The medical treatment may be medical treatment for treatment of HIV/AIDS or prevention of human immunodeficiency virus (HIV) infection.
The medical treatment may also be medical treatment for treatment or prevention of any one or more of viral infections including but not limited to Epstein Barr virus, Herpes simplex, Herpes zoster, influenza, and cancer.
The treated camel's milk can be formed by mixing the solid material or liquid extracts of solid material from one or more of Saussurea acrophila Diels, Saussurea ceratocarpa, and Aucklandia lappa Decne. The treated camel's milk may comprise a concentration of about 800 g of the solid material or liquid extracts of solid material from one or more of Saussurea acrophila Diels, Saussurea ceratocarpa, and Aucklandia lappa Decne, per about 5-6 liters of the camel's milk. Other concentrations may also find application.
The medical treatment may involve administering the treated camel's milk to a subject in need thereof. The treated camel's milk can be prepared by mixing about 6.8 g of extract of Saussurea acrophila Diels, about 6.8 g of extract of Saussurea ceratocarpa, and about 34.6 g of extract of Aucklandia lappa Decne with about 300 ml camel's milk. The medical treatment may include administering 300 ml of the treated camel's milk to a subject three times a day.
The dosage of the compositions of the invention to be ingested will vary, depending on factors such as severity of the conditions, age, physical condition and body weight of the patient, diet, etc. Subjects may vary considerably depending on the factors indicated above. However, one benefit of the composition of the present invention is that the dosage is not “critical” since the edible compositions of the present invention are holistic in nature and represent dietary supplements in their own right, “over dosing” is not a problem. The individual patient with a particular body weight and life style may readily determine the proper dosage by starting out the general dosage.
As a general guide, it is expected that a camel with a body weight in the range of about 600 to about 1000 Kg would ingest about 500-1000 g/day of the solid material or liquid extracts from the solid material of at least one of Saussurea acrophila Diels, Saussurea ceratocarpa, and Aucklandia lappa Decne. Typically, a camel would ingest about 0.18 g of the solid material or liquid extracts from the solid material of at least one of Saussurea acrophila Diels, Saussurea ceratocarpa, and Aucklandia lappa Decne per Kg of body weight. It is to be understood that these consumption amounts are only general guides and the proper amounts for individual camels may vary. The amount ingested by a camel has been found to be most effective when administered at a dosage of about 750 g per day, with an effective range of about 500-800 g per day. This is based on a pilot study where a subject is administered about 300 ml of the medicament or HIV-immunized camel's milk three times a day, in which case the camel was intubated with about 800 g of the solid material or liquid extracts from the solid material of at least one of Saussurea acrophila Diels, Saussurea ceratocarpa, and Aucklandia lappa Decne per day. However, it will be appreciated that subjects may be given a higher dosage according to their status and life style with no expected harm or side effects that may result.
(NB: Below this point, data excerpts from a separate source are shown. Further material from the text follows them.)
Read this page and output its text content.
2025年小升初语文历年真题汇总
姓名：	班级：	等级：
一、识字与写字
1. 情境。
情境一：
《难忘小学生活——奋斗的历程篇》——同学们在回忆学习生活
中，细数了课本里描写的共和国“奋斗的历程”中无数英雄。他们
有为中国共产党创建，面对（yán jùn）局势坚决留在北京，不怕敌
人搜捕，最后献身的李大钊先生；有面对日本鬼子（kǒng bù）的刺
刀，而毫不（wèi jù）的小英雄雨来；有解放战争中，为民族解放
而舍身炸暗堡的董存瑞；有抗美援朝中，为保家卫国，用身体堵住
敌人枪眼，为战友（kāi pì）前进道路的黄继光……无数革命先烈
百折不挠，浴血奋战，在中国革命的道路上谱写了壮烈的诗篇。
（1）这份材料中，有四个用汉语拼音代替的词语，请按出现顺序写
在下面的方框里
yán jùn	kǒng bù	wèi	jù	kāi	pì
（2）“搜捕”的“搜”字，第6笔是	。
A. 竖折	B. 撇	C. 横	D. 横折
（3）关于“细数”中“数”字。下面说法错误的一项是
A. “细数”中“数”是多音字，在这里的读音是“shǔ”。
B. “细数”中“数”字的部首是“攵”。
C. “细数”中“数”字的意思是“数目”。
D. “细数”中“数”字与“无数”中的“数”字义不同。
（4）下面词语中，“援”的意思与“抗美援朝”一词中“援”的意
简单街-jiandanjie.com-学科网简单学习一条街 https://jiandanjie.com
The intubated solution administered to the camel may comprise an ethanolic extract of the stem/bark of Saussurea acrophila Diels and Saussurea ceratocarpa in the range of about 10-20% respectively, and preferably about 14% respectively, in water. The intubated solution administered to the camel may further comprise an aqueous extract of the root of Aucklandia lappa Decne in the range of about 45%-75%, and preferably about 72% in water.
The stem and bark of Saussurea acrophila Diels and Saussurea ceratocarpa, and the root of Aucklandia lappa Decne were harvested, weighed and thoroughly washed in cold water to remove any dirt, soil and other undesirable contaminants.
The washed, harvested material was pre-treated with distilled or de-ionized water in an about 16:1 dry weight ratio of water:harvested material and subsequently dried in an oven. The dried material was ground into a finely divided particulate, powdered form, to provide a powder mixture comprising about 28% (280 g) of Saussurea acrophila Diels and Saussurea ceratocarpa, present in equal amounts (about 14% each), and about 72% (720 g) of Aucklandia lappa Decne. The powder mixture was soaked in about 99.9% ethanol, as extraction solvent, and homogenized for about 10 minutes to provide a solvent/powder mixture.
The solvent/powder mixture was incubated at room temperature for 4 days. The solvent/powder mixture, after incubation, was filtered twice using vacuum to provide a first filtrate and a first retentate. Ethanol was allowed to evaporate from the first filtrate, or extract solution, at room temperature.
The first filtrate was subjected to re-extraction with a re-extraction solvent of about 99.9% ethanol using a shaking water-bath at about 75° C. for about 6 hours, thereby obtaining a re-extraction mixture of the first filtrate and the re-extraction solvent. The re-extraction mixture was filtered, thereby obtaining a second filtrate, or extract solution, and a second retentate. Ethanol was allowed to evaporate from the second filtrate at room temperature.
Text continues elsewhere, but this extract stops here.